AI can also assist in generating boilerplate code such as interfaces, state machines and drivers, ensuring consistent implementation patterns across languages, including C, C++, Ada or Rust.
From a DO-178C perspective, AI-generated code is treated no differently from human-written code. Every line must:
- Trace back to a low-level requirement
- Comply with approved coding standards
- Be reviewed and understood by independent engineers
- Be verified through deterministic testing
AI shifts the engineer’s role from primary author to reviewer and editor, but accountability remains entirely human.
Verification, often the most resource-intensive phase of DO-178C projects, is another area where AI can add value. AI may assist in generating unit tests from requirements, proposing boundary-value scenarios and analysing logs to identify coverage gaps or anomalies. Even here, however, AI output must be independently validated and remain explainable.
What AI cannot do in safety-critical aerospace software
There are clear boundaries in certified aerospace systems. AI should never:
- Make final safety-critical decisions
- Modify flight-critical code without human review
- Replace formal verification activities
- Obscure deterministic behaviour
In aerospace, predictability and explainability are the foundations of trust. Regulatory authorities such as the FAA and EASA enforce rigorous oversight to ensure these boundaries are respected.
Aligning AI with DO-178C specifics
As Design Assurance Levels increase from DAL E to DAL A, verification rigour and independence requirements escalate significantly. Trust in automated tools correspondingly decreases, and AI usage becomes far more constrained at DAL A and DAL B.
In most cases, AI tools are classified as development tools. To avoid the complexities of tool qualification under DO-330, many organisations treat AI output as advisory only. Results are verified manually and kept outside the unverified build chain.

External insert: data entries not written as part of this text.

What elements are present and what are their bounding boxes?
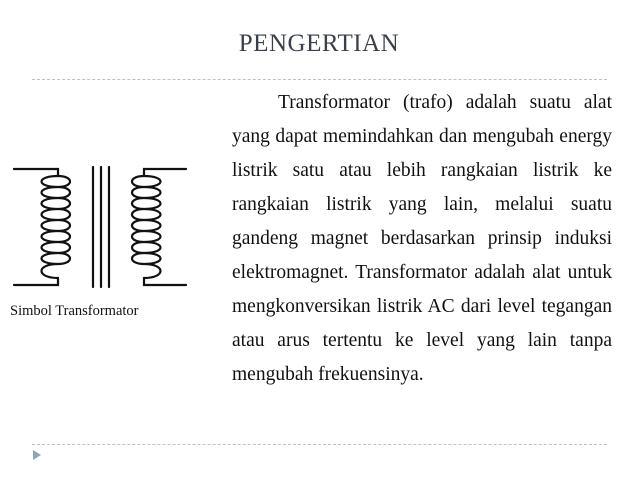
top-divider	[32, 79, 607, 80]
triangle-bullet-icon	[31, 449, 43, 461]
transformer-symbol-icon	[10, 163, 190, 291]
bottom-divider	[32, 444, 607, 445]
definition-paragraph: Transformator (trafo) adalah suatu alat yang dapat memindahkan dan mengubah energy listrik satu atau lebih rangkaian listrik ke rangkaian listrik yang lain, melalui suatu gandeng magnet berdasarkan prinsip induksi elektromagnet. Transformator adalah alat untuk mengkonversikan listrik AC dari level tegangan atau arus tertentu ke level yang lain tanpa mengubah frekuensinya.	[232, 92, 612, 385]
symbol-caption: Simbol Transformator	[10, 303, 139, 319]
slide-title: PENGERTIAN	[238, 30, 400, 57]
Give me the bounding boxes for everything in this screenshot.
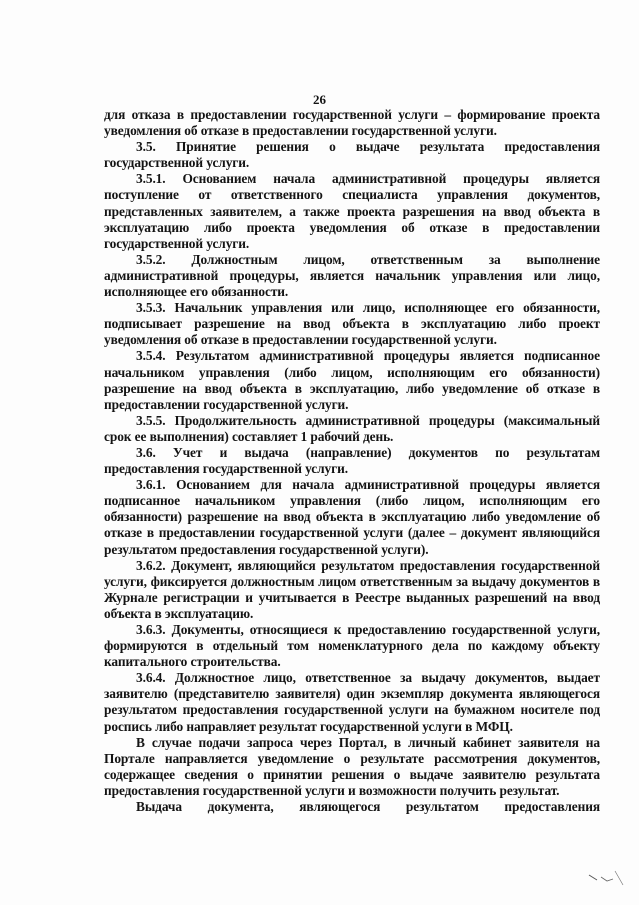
section-heading: 3.5. Принятие решения о выдаче результата предоставления государственной услуги. [104,139,600,171]
paragraph: 3.6.3. Документы, относящиеся к предоставлению государственной услуги, формируются в отдельный том номенклатурного дела по каждому объекту капитального строительства. [104,622,600,670]
paragraph: 3.5.1. Основанием начала административной процедуры является поступление от ответственного специалиста управления документов, представленных заявителем, а также проекта разрешения на ввод объекта в эксплуатацию либо проекта уведомления об отказе в предоставлении государственной услуги. [104,171,600,251]
scan-artifact-mark [587,867,627,889]
paragraph: 3.5.3. Начальник управления или лицо, исполняющее его обязанности, подписывает разрешение на ввод объекта в эксплуатацию либо проект уведомления об отказе в предоставлении государственной услуги. [104,300,600,348]
document-body [104,107,600,815]
section-heading: 3.6. Учет и выдача (направление) документов по результатам предоставления государственной услуги. [104,444,600,477]
paragraph: 3.6.2. Документ, являющийся результатом предоставления государственной услуги, фиксируется должностным лицом ответственным за выдачу документов в Журнале регистрации и учитывается в Реестре выданных разрешений на ввод объекта в эксплуатацию. [104,557,600,621]
paragraph: 3.5.2. Должностным лицом, ответственным за выполнение административной процедуры, является начальник управления или лицо, исполняющее его обязанности. [104,251,600,300]
paragraph: 3.6.1. Основанием для начала административной процедуры является подписанное начальником управления (либо лицом, исполняющим его обязанности) разрешение на ввод объекта в эксплуатацию либо уведомление об отказе в предоставлении государственной услуги (далее – документ являющийся результатом предоставления государственной услуги). [104,477,600,557]
page-number: 26 [313,92,326,107]
paragraph: Выдача документа, являющегося результатом предоставления [136,799,600,815]
paragraph: 3.6.4. Должностное лицо, ответственное за выдачу документов, выдает заявителю (представителю заявителя) один экземпляр документа являющегося результатом предоставления государственной услуги на бумажном носителе под роспись либо направляет результат государственной услуги в МФЦ. [104,670,600,734]
paragraph: 3.5.5. Продолжительность административной процедуры (максимальный срок ее выполнения) составляет 1 рабочий день. [104,412,600,444]
paragraph: В случае подачи запроса через Портал, в личный кабинет заявителя на Портале направляется уведомление о результате рассмотрения документов, содержащее сведения о принятии решения о выдаче заявителю результата предоставления государственной услуги и возможности получить результат. [104,734,600,798]
paragraph: 3.5.4. Результатом административной процедуры является подписанное начальником управления (либо лицом, исполняющим его обязанности) разрешение на ввод объекта в эксплуатацию, либо уведомление об отказе в предоставлении государственной услуги. [104,348,600,412]
paragraph: для отказа в предоставлении государственной услуги – формирование проекта уведомления об отказе в предоставлении государственной услуги. [104,107,600,139]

Certification requires deterministic builds and reproducible outputs. Because AI models may change over time, best practice includes locking model versions, archiving prompts and treating AI systems as configuration-controlled tools.

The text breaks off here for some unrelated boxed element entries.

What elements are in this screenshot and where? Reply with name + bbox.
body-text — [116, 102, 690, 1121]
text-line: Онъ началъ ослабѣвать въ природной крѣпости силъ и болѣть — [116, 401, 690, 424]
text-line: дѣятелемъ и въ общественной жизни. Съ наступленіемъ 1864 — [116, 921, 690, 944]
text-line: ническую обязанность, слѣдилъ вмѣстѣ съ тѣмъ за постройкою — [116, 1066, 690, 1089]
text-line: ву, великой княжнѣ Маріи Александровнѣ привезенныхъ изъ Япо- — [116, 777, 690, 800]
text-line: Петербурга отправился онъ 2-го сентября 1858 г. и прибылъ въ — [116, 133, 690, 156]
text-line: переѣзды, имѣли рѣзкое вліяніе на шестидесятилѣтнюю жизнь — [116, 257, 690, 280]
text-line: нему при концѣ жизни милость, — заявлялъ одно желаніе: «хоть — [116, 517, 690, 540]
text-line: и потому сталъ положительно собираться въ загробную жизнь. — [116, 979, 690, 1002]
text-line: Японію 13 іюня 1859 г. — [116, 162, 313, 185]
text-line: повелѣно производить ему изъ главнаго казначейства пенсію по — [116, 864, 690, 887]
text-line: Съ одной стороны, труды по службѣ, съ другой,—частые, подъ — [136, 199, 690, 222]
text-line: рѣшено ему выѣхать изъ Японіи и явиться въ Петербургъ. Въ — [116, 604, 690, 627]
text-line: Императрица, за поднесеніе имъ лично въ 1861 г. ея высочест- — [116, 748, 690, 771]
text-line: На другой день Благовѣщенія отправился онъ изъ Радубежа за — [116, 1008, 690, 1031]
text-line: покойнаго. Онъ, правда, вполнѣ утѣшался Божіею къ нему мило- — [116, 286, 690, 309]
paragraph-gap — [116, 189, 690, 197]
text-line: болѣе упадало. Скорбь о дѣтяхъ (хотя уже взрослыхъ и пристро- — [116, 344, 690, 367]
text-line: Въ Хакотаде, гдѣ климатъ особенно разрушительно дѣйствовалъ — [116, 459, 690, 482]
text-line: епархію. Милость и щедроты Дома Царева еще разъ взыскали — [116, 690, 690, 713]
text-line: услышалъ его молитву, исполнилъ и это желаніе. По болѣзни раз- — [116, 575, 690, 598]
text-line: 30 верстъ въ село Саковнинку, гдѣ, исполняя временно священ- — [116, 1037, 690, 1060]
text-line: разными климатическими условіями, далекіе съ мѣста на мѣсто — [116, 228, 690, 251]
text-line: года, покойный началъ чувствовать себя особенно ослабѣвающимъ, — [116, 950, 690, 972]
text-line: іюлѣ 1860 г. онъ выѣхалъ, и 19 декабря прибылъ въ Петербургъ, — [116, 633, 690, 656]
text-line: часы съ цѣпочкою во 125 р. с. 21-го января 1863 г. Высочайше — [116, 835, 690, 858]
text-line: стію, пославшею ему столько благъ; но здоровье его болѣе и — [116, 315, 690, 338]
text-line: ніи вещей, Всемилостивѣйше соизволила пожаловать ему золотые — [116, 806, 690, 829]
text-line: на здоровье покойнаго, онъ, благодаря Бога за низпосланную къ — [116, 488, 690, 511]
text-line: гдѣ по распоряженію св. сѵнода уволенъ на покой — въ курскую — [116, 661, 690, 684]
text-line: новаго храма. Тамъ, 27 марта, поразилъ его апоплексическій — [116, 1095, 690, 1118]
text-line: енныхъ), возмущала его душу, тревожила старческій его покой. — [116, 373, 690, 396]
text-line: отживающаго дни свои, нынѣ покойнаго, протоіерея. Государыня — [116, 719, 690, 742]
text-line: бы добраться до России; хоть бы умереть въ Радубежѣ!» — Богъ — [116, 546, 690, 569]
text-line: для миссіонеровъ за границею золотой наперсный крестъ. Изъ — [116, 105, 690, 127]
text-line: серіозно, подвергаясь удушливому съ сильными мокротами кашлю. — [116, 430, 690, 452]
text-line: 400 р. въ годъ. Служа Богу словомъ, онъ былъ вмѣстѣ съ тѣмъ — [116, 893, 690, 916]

AI tools and DO-330 qualification considerations
To safely integrate AI into DO-178C projects, development teams must adopt strict controls:
- Review all AI-generated code line by line
- Never accept AI output without human verification
- Maintain full traceability from requirements to test evidence
- Preserve determinism and reproducibility
- Keep human engineers accountable for all approvals
AI is most appropriately applied in early lifecycle phases and in systems with lower DAL classifications. Certification authorities will audit every aspect of the development process, including tool usage.
AI as a “junior engineer” in certified aerospace development
A helpful analogy is to think of AI as a highly efficient junior engineer, one who works extremely quickly but has no understanding of certification constraints.

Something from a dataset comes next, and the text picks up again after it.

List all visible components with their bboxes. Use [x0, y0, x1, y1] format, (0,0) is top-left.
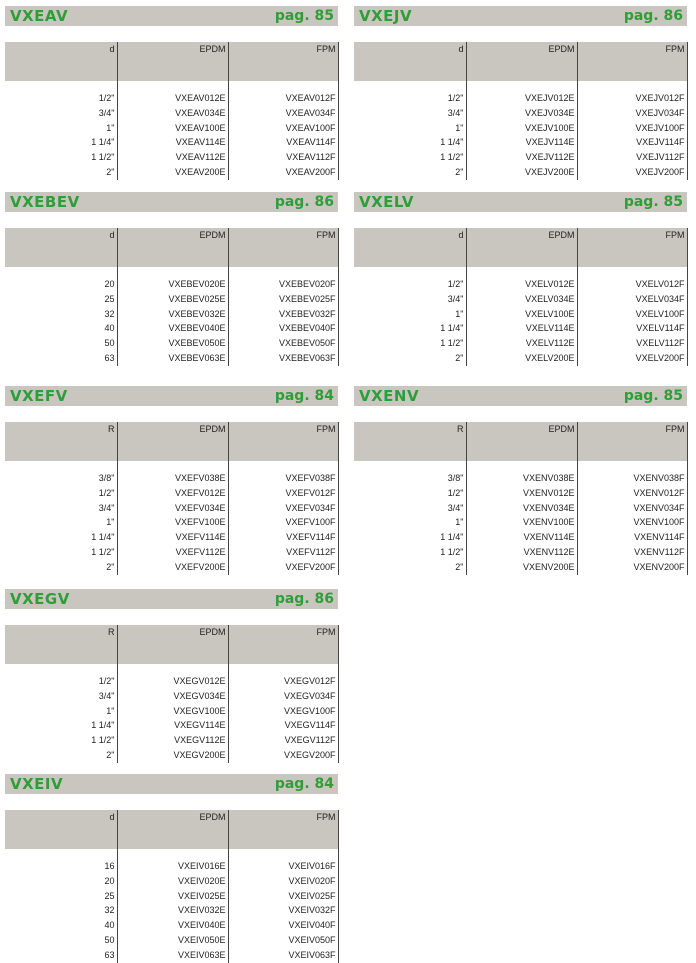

There is a compelling case for AI adoption in aerospace precisely because the industry’s workflows are already designed to detect errors. Independent review and verification at every stage mean that mistakes, whether made by a human or an AI system, should be caught during formal review processes.
Ultimately, safety remains a human responsibility. AI can act as a powerful force multiplier, helping manage complexity and reduce routine workload, but it is a tool, not an authority. In aerospace, trust is earned through evidence, not intelligence.